Generation Westerwelle

Wolfgang Doebeling (Generation Rolling Stones) und Arne Willander (Generation Smiths) diskutieren den unaufhaltsamen Aufstieg des Guido

Es war ausgerechnet Maxim Biller, der die Sinnfrage stellte bei Christiansen, der sonntäglichen Konsens-Stunde. Ein Tabubruch, der freilich folgenlos blieb, weil solche Fragen nur vom Wesentlichen ablenken. Sie wissen schon: Deregulierung, Flexibilisierung, Globalisierung. Da saßen sie also, die Geber und Nehmer von Arbeit oder Aktien, die Standort-Strategen und Sozialnetzwerfer. Und eine Start-up-Tussi, die von allen Beifall erhielt, weil sie irgendetwas erfolgreicher machte als ihre Konkurrenz und somit irgendein Wachstum ankurbelte. Bravo! Applaus von allen Seiten, bis Biller fragte: Wozu das alles? Um schneller reicher zu werden? Es war wie im Lehrstück „Des Kaisers neue Kleider“, nur dass nichts passierte, als das Kind rief: Ihr seid ja nackt. Billers Denkanstoß verpuffte. In Kategorien der Moral wagt keiner mehr zu denken, denn es rechnet sich nicht.

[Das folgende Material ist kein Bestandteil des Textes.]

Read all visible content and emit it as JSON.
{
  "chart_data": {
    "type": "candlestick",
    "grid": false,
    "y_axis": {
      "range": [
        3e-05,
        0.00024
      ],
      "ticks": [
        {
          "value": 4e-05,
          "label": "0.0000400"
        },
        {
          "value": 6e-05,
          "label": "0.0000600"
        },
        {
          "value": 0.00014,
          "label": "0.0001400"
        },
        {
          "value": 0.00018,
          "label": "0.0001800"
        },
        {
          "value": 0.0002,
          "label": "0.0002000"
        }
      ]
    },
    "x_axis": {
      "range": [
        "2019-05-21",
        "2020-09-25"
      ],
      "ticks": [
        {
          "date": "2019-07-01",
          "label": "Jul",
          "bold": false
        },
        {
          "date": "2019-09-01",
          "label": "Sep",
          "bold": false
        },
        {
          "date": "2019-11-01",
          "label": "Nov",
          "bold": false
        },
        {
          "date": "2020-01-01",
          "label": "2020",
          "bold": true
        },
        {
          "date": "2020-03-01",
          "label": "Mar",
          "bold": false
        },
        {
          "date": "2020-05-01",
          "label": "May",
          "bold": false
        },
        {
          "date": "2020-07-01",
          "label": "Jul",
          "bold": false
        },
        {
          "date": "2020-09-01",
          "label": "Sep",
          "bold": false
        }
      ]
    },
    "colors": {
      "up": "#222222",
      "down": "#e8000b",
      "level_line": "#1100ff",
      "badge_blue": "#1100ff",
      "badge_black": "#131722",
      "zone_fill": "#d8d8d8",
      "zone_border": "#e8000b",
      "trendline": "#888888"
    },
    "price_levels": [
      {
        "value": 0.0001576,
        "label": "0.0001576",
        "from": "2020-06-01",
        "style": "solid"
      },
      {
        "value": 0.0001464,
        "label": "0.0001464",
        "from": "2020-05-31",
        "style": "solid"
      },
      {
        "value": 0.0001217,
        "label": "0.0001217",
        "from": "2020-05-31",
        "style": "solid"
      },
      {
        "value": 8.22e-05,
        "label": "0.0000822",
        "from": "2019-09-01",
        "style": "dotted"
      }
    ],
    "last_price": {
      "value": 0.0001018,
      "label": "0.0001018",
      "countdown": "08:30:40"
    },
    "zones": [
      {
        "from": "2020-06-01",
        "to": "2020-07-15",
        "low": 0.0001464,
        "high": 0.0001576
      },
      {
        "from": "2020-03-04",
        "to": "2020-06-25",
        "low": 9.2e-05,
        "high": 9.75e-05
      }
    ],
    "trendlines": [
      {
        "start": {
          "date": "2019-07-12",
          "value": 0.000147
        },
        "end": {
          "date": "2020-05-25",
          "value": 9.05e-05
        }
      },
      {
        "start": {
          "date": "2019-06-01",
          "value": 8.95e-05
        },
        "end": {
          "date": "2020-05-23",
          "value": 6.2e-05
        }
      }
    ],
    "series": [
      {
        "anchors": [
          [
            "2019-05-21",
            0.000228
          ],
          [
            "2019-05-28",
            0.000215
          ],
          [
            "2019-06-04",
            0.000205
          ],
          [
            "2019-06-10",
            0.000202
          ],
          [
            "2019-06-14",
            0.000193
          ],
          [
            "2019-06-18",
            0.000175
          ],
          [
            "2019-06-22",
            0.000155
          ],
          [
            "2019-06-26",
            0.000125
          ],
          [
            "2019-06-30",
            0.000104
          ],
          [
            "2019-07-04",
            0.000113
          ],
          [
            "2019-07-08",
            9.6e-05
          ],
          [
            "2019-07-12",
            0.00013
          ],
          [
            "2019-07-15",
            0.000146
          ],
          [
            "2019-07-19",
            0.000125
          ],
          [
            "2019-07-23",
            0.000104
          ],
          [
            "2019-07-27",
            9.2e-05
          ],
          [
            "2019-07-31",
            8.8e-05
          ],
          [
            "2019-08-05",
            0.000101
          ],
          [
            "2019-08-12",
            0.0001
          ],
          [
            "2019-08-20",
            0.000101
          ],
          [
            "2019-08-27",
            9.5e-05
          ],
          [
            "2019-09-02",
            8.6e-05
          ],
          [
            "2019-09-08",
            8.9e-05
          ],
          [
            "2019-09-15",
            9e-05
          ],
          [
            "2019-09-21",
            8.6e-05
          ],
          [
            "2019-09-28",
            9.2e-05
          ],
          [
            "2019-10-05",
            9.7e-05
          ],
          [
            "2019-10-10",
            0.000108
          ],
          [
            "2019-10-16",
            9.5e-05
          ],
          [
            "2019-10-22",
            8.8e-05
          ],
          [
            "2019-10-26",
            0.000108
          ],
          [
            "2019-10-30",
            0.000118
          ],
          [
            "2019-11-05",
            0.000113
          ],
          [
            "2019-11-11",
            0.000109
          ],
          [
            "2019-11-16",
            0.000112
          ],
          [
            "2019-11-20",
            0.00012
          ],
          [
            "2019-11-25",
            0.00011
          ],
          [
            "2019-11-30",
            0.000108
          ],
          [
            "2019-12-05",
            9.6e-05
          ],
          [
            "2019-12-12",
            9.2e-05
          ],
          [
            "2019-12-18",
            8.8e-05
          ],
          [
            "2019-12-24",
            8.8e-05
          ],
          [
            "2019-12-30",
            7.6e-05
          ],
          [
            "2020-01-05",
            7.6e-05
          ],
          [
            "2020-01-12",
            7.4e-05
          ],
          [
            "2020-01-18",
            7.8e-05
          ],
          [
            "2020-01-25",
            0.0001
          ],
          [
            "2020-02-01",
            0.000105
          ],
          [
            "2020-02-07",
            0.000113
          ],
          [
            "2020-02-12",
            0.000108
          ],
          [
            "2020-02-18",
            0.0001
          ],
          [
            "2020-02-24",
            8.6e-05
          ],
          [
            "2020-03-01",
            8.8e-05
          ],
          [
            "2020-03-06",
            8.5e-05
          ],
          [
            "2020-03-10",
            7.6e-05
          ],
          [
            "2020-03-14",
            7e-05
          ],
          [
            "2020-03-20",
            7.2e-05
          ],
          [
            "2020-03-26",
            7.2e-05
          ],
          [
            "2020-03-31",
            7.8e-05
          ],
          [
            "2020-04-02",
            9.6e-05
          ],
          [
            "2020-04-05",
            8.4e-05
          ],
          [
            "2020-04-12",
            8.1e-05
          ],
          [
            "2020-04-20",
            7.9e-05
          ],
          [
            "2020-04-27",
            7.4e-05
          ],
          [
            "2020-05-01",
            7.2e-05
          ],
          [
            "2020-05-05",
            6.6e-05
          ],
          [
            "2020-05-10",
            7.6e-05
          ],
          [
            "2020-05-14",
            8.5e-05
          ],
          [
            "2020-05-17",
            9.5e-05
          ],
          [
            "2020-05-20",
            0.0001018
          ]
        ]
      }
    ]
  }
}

Willkommen in Guidos Welt. Der unaufhaltsame Aufstieg des Windeis Westerwelle sagt mehr über den polithygienischen Verfall dieser Gesellschaft als jede soziologische Studie. Nun endlich hat die Freibeuter-Partei der Besserbedienten eine Galionsfigur, die vor nichts zurückschreckt. Guido plagen keinerlei Berührungsängste, er kann’s mit dem Pöbel am Ballermann so gut wie den Schnöseln des BDI, macht eine prima Figur als Bedenkenträger, wenn es um den Werteverfall geht, und nuckelt am nächsten Tag mit den Container-Deppen an der Bierflasche. Im Anbiedern unschlagbar, der Mann. Selbst der schamlose Remmidemmi-Opportunist Möllemann kann von Guido noch lernen.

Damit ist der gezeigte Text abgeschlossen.